Arruna pun diam tak bergeming. Matanya yang berbinar seolah berubah menjadi layu. Tak lama lagi sebuah buliran bening akan mengucur dari kedua sudut matanya. Sementara, lelaki tua yang sudah membesarkannya itu pun berlalu pergi meninggalkannya.
Arruna melihat dari balik jendela. Di sana orang-orang sudah ramai menuju majelis ilmu. Sedang ia tak bisa berbuat banyak. Gadis itu hanya bisa meronta di dalam hati. Tak kuasa melawan kakek yang sudah menjadi pengganti kedua orang tuanya sejak balita.
***
Sementara itu, orang-orang utusan para musuh Nabi saw. dari Makkah juga tiada henti membuat tipu daya. Mereka mendatangi orang-orang yang berwatak sebagaimana kakek Arruna. Yang kukuh memegang keyakinan ajaran nenek moyang mereka.

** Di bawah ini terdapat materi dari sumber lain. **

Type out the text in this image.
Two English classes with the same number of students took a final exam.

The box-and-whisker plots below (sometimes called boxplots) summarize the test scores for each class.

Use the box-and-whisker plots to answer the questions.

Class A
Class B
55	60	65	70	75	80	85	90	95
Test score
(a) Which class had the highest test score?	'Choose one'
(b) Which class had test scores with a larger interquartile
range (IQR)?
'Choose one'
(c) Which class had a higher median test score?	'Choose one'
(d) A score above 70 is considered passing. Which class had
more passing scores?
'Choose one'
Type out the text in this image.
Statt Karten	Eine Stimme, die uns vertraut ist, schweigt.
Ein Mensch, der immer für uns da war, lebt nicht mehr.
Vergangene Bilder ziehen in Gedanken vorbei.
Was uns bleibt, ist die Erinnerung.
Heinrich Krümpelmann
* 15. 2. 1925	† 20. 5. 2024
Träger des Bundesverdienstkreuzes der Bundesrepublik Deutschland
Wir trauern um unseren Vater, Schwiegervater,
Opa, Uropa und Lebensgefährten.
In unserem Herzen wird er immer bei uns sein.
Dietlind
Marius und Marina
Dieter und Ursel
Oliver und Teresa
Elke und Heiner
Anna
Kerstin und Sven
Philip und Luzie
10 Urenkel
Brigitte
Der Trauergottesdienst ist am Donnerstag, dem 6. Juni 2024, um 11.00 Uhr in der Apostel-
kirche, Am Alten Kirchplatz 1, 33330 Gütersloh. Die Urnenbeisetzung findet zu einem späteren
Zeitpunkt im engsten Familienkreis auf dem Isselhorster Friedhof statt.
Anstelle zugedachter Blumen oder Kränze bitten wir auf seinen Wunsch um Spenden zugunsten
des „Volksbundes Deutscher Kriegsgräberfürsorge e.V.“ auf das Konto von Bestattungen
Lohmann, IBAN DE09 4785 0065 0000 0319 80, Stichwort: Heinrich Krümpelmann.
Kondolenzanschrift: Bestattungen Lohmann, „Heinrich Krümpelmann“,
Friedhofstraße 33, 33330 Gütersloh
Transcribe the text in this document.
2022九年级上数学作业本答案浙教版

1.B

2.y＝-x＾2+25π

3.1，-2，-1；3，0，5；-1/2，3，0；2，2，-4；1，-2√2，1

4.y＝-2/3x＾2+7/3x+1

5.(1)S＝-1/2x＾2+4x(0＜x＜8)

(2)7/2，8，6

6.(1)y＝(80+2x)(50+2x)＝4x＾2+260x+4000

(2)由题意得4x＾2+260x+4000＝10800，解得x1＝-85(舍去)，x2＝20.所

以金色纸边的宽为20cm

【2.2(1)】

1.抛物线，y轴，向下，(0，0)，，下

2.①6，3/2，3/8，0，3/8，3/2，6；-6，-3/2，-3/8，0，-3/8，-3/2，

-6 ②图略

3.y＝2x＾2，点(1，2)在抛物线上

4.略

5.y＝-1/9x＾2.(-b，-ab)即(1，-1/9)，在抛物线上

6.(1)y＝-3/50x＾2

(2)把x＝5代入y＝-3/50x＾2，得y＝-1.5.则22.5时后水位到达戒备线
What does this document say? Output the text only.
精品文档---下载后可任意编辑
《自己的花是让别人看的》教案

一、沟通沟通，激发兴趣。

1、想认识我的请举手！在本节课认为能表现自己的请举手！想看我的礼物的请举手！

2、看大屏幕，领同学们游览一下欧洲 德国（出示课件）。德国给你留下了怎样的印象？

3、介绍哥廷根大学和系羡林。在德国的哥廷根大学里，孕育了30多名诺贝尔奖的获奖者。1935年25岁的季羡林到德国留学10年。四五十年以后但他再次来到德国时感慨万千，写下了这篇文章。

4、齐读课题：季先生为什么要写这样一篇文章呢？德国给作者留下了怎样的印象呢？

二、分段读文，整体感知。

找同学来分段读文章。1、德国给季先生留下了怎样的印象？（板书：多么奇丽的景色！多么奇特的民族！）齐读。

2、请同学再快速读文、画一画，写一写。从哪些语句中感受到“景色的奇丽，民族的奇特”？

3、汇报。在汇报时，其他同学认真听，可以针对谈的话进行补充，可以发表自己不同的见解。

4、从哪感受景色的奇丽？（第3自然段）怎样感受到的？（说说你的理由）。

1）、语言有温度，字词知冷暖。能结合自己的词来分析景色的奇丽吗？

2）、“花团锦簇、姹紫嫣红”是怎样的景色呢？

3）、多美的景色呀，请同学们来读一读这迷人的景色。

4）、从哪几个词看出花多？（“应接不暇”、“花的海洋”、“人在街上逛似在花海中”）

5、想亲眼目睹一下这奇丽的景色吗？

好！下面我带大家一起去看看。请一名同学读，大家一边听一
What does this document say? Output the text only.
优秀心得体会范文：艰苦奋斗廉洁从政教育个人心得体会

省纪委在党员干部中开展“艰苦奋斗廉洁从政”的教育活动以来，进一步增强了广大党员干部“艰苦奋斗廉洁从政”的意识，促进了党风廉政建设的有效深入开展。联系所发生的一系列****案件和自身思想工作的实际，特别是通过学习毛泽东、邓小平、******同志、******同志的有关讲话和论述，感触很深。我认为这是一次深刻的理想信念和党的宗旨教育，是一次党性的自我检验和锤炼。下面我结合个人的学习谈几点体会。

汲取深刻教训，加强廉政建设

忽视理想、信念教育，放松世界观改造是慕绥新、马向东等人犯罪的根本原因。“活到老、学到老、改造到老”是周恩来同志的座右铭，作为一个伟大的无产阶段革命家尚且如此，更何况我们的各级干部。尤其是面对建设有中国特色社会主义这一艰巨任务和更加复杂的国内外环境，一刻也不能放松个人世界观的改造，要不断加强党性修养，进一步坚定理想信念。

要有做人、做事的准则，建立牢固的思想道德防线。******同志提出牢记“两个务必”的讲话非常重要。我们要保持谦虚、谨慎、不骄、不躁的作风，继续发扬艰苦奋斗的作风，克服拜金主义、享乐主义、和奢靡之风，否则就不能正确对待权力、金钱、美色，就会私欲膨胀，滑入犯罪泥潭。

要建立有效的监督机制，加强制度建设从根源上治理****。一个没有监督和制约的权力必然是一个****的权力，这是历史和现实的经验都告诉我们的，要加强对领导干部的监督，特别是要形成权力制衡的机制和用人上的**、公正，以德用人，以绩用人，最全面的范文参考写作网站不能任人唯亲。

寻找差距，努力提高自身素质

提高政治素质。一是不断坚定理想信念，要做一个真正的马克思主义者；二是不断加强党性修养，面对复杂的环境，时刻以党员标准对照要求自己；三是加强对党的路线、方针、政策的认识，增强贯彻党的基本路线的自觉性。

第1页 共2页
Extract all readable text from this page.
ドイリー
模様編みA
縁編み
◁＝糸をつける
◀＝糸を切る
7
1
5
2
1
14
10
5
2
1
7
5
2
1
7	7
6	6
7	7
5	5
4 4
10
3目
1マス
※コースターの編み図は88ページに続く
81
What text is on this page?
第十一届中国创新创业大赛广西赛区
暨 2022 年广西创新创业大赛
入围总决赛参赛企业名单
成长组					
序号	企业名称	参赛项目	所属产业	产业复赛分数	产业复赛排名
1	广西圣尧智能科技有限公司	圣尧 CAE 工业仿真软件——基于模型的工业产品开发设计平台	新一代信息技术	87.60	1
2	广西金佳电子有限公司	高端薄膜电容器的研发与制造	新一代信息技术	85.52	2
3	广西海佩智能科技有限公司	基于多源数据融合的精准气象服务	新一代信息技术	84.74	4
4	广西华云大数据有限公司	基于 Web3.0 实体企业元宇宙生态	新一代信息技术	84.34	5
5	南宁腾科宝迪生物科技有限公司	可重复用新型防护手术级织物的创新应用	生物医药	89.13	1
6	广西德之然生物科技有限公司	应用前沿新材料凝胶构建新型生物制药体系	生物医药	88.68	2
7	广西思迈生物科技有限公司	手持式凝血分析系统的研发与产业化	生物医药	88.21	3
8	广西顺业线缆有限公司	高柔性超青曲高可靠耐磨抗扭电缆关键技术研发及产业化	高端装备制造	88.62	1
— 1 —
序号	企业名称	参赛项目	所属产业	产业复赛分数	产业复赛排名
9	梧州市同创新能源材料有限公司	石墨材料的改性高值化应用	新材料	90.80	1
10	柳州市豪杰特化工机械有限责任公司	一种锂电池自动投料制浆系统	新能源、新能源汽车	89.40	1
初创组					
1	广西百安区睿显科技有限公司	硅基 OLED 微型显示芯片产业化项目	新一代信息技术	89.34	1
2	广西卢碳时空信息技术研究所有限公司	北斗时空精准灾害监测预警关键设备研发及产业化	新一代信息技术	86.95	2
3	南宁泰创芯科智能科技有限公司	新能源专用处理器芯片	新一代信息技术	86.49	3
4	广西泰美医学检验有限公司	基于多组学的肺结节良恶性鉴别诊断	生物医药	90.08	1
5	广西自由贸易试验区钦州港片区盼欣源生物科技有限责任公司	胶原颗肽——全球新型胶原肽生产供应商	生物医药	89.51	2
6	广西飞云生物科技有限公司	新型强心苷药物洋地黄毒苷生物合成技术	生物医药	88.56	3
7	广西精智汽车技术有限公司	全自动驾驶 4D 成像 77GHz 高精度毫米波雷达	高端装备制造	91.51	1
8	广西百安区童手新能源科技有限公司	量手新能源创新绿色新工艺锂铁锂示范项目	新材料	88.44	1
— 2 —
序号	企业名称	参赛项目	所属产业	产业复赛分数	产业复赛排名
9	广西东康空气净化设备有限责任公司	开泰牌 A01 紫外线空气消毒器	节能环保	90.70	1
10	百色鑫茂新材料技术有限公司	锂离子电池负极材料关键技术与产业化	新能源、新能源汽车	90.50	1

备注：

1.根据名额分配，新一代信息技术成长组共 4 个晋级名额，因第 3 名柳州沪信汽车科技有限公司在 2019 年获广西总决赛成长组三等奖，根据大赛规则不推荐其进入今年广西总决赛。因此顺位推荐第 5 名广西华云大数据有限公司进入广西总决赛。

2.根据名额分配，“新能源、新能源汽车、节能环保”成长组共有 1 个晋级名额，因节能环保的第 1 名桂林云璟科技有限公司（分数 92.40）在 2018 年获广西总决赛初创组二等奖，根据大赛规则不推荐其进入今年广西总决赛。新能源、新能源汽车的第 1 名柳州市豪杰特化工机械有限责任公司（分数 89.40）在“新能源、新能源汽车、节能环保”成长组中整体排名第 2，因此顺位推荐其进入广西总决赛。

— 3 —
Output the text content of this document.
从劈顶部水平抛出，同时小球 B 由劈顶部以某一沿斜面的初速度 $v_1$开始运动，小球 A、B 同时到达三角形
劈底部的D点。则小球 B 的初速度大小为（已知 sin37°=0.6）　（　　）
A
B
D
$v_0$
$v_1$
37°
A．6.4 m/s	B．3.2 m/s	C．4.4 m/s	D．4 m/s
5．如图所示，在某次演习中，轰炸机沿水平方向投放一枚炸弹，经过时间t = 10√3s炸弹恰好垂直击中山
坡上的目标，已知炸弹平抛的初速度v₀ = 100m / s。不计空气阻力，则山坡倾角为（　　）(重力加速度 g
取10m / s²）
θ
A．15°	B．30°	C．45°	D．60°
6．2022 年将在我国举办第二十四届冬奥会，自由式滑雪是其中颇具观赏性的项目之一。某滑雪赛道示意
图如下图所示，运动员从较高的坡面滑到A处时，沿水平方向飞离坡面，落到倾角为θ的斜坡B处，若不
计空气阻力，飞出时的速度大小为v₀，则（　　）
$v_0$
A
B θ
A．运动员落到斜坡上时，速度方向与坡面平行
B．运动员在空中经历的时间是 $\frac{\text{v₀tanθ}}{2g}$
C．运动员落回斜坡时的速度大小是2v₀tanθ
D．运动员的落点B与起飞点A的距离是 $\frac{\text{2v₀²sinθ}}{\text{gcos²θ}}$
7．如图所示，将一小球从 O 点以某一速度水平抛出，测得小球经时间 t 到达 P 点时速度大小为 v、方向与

Mereka-mereka ini didekati dan terus dihasut agar membenci dakwah yang disampaikan oleh Jafar dan para rekan-rekan. Tak jarang mereka harus membayar para bandit dan perampok untuk meneror orang-orang yang telah mengenal Islam agar segera kembali ke ajaran leluhur mereka yang sebelumnya.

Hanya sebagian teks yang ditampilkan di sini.